Dada a situação de risco social imediato da família, a situação demanda, por lei, uma resposta imediata do Estado e da câmara, apontam movimento e associação.
De acordo com as organizações, este é o segundo caso recente no bairro em que “famílias com crianças estão sendo despejadas sem realojamento”, evidenciando “um padrão preocupante de falha na resposta pública”.
A Lua Semedo lembrou à Lusa sobre outro caso envolvendo uma família que também morava no bairro de Penajoia, cuja residência foi destruída em 23 de janeiro e “até a presente data, a câmara transferiu a responsabilidade para o IHRU [Instituto da Habitação e da Reabilitação Urbana] e o IHRU repassou para a câmara”.
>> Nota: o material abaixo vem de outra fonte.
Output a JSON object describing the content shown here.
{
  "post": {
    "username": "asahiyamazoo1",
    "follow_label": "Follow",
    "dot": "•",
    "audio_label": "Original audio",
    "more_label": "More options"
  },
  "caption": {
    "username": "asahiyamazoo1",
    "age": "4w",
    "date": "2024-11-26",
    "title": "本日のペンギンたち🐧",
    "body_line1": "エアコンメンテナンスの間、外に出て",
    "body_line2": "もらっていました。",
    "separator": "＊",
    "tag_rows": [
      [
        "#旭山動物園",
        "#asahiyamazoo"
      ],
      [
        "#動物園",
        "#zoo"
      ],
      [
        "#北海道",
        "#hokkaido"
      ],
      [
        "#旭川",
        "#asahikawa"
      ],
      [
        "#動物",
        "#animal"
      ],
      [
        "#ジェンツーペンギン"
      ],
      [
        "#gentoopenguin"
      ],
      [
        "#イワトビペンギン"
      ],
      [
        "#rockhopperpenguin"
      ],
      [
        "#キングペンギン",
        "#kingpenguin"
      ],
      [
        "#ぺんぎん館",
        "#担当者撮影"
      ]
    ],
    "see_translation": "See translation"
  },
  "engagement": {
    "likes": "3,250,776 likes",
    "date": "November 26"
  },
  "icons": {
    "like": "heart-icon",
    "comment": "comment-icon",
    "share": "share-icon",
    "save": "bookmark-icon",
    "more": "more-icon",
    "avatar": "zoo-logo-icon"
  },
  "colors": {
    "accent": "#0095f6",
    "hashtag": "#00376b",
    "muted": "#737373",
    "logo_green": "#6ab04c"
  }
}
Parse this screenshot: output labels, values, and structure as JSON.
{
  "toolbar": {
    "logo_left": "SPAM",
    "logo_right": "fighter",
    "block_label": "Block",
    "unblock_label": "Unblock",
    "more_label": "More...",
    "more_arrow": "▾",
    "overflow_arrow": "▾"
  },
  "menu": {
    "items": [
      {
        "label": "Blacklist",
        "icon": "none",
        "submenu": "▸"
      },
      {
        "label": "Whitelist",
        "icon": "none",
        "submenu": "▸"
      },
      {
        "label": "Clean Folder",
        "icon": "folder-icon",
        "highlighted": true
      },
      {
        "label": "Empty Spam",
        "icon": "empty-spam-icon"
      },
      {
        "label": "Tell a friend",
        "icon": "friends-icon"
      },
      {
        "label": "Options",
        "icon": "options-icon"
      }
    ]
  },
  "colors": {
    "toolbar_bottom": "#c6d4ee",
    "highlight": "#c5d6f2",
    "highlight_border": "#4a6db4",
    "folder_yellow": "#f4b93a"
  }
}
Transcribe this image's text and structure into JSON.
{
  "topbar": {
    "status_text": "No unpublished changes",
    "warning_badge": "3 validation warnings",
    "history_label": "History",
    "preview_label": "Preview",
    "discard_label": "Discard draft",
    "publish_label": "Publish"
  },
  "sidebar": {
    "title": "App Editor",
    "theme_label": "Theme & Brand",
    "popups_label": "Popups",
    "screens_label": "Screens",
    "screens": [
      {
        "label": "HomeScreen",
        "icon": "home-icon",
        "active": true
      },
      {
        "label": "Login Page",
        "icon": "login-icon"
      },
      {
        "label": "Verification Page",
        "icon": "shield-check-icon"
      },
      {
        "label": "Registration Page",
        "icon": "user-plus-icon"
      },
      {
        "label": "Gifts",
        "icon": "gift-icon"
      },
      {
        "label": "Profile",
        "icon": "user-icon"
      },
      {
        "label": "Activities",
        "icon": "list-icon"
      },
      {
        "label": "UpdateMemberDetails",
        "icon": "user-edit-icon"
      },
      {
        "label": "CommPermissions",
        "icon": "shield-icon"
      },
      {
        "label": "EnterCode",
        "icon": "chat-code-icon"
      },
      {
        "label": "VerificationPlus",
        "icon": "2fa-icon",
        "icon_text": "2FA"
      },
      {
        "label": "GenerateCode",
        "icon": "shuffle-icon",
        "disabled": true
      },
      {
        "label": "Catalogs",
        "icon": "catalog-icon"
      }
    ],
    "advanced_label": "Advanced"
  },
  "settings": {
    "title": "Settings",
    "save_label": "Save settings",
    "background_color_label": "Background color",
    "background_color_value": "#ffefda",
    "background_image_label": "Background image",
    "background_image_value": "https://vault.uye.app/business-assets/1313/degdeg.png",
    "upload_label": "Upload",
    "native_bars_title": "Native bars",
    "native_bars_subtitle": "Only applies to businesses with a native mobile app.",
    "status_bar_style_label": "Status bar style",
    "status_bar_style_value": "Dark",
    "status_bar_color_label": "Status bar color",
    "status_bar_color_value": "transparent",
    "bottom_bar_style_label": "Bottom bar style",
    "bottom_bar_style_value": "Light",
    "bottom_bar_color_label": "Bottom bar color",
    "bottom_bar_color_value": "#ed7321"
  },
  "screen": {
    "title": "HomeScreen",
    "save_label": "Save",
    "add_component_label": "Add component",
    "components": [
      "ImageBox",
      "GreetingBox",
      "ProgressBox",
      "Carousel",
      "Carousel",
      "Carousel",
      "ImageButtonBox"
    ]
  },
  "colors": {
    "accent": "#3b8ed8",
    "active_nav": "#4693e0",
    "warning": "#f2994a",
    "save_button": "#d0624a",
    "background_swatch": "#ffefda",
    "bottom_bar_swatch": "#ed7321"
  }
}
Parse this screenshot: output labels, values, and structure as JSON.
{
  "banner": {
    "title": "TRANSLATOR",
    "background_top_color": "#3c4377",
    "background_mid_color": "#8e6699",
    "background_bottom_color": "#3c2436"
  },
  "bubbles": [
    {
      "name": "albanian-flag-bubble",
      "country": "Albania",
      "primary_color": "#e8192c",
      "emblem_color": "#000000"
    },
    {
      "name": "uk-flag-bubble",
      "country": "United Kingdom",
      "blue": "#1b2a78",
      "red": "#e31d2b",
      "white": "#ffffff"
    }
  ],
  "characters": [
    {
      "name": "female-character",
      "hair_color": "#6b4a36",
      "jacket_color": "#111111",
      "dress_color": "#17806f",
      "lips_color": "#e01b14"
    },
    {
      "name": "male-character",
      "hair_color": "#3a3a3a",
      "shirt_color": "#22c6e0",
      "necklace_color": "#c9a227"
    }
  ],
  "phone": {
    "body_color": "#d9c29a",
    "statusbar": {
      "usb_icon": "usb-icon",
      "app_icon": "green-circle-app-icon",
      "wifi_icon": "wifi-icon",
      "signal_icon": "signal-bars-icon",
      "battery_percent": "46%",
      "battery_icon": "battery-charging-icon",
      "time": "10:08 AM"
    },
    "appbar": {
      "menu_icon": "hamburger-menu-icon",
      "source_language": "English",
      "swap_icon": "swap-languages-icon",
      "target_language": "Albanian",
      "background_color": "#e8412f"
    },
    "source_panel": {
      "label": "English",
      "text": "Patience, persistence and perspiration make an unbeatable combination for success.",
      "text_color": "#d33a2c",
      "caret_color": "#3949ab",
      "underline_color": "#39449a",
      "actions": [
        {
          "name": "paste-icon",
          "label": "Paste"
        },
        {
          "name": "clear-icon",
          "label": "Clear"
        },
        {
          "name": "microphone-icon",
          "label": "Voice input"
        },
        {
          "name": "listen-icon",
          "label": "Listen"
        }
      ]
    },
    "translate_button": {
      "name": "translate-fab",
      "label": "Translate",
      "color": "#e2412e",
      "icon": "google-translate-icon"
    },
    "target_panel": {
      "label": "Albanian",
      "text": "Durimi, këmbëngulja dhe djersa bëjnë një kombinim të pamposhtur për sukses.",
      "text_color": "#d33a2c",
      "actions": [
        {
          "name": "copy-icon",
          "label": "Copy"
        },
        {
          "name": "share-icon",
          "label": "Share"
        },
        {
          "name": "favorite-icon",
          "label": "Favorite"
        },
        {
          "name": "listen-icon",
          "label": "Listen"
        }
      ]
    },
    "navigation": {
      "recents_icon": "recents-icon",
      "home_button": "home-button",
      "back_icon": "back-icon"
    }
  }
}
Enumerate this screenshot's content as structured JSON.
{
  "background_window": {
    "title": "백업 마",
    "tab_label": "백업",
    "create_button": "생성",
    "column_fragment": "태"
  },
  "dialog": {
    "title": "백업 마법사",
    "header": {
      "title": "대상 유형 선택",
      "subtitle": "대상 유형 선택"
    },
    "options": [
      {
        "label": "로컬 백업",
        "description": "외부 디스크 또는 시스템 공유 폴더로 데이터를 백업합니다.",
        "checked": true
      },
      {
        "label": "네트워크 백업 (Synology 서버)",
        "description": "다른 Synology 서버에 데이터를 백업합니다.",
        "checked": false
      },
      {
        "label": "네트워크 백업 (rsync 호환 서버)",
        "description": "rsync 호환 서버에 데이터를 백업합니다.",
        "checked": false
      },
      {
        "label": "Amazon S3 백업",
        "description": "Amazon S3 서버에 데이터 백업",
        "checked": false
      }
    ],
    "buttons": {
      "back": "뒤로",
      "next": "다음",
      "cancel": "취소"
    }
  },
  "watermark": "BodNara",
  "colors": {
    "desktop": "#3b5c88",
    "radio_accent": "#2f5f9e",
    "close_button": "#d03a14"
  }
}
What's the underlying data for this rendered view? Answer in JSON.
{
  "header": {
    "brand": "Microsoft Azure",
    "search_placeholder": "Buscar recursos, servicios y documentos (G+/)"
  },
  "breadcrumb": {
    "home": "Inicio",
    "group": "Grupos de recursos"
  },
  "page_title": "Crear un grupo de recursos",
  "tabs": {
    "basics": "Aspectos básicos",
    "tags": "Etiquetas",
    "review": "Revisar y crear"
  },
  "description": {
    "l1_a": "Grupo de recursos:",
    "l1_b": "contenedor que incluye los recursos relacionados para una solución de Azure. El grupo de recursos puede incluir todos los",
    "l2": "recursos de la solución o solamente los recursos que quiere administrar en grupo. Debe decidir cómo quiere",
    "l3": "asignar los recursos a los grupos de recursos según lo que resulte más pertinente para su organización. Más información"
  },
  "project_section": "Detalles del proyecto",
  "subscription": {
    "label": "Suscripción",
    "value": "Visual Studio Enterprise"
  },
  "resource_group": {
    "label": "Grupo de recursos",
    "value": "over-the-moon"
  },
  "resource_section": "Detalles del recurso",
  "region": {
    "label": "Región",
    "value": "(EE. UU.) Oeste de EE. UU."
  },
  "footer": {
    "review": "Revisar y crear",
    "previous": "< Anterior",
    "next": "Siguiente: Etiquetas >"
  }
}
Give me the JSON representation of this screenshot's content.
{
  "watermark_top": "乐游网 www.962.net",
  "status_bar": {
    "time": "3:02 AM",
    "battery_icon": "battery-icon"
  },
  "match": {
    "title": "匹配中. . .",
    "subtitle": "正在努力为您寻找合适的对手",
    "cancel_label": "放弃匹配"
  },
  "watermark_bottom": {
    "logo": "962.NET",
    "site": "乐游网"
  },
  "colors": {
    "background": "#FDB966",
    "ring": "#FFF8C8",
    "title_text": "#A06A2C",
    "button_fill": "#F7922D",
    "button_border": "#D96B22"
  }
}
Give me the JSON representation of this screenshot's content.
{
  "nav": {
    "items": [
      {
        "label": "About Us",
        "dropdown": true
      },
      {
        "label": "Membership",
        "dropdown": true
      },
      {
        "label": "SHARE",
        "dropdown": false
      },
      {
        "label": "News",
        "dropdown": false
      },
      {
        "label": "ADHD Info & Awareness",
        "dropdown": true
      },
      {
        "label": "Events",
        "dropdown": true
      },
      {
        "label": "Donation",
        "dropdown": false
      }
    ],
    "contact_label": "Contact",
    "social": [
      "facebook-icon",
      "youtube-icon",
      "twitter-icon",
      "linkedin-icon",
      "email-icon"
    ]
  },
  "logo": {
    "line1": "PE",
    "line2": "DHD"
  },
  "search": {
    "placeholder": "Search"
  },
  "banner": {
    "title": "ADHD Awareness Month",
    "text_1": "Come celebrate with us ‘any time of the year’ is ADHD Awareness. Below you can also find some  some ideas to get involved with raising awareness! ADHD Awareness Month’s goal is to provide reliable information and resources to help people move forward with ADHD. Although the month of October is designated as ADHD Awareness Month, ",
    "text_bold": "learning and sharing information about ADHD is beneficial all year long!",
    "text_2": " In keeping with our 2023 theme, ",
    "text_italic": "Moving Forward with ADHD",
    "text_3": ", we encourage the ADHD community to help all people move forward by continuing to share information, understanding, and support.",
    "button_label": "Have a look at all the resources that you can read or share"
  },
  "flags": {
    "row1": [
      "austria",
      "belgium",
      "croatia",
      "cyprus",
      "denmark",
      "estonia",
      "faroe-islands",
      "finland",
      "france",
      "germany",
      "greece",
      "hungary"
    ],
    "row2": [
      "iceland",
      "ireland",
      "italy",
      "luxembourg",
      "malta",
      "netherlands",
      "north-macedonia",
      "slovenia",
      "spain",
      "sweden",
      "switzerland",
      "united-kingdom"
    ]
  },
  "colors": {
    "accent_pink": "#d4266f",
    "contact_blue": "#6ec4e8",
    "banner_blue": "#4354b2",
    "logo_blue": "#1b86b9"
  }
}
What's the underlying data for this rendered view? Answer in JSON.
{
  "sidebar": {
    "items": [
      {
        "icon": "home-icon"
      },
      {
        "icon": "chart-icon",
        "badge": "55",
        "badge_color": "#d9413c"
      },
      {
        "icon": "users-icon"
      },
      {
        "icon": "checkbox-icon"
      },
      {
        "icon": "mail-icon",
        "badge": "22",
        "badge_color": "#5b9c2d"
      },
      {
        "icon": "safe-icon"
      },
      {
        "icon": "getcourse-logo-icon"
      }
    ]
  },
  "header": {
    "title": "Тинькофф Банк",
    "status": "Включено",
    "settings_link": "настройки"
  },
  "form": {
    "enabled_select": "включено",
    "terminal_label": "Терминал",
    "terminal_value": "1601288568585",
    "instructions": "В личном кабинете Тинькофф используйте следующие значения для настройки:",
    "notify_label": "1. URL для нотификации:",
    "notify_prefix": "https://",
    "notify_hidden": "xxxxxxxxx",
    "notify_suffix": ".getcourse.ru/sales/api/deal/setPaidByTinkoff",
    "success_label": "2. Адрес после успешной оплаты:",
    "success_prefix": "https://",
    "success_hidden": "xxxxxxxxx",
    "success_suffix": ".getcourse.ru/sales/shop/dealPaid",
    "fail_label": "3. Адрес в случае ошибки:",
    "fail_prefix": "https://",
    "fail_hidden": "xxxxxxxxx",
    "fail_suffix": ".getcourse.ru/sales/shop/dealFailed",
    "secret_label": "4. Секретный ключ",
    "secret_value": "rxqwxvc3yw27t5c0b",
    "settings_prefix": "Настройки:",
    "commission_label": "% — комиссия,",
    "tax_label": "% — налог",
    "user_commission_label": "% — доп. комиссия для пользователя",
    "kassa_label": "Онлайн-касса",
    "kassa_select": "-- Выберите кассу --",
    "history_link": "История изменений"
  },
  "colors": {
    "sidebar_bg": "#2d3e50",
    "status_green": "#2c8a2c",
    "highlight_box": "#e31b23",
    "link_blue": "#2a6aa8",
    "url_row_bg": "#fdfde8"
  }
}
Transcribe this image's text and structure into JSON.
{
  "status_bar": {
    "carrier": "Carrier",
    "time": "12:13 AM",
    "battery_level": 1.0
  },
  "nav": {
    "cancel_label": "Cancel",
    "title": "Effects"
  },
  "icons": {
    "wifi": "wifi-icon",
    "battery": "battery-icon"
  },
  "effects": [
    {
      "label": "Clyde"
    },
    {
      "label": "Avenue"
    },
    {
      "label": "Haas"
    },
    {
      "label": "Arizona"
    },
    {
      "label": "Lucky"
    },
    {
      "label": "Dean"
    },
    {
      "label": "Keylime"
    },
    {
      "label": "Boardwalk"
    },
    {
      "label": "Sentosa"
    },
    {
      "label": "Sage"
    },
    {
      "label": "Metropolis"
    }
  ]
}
Enquanto isso, essa família, composta por “dois adultos empregados e duas crianças que não foram reprovadas por sorte”, continua “dormindo no chão de uma casa, como hóspedes”, relatou, acrescentando: “Não têm nenhuma alternativa e ainda podem perder a guarda das crianças.”
Segundo Rita Silva, “a ameaça de retirada dos filhos, como sabemos, é ilegal, mas continua a ser utilizada como forma de coerção e intimidação das famílias e isso é inaceitável”.
Ela enfatiza: “Não podemos continuar a permitir essa ameaça sobre famílias que não têm acesso à moradia devido a políticas públicas falhas”.
No dia 17 de dezembro, a presidente da Câmara Municipal de Almada, Inês de Medeiros, declarou à Lusa que o Ministério das Infraestruturas e Habitação agendará uma reunião para janeiro, com o intuito de apresentar um plano para resolver a problemática do bairro de Penajoia, um conjunto habitacional de origem irregular, situado em terrenos do IHRU, que tem apresentado crescimento nos últimos anos.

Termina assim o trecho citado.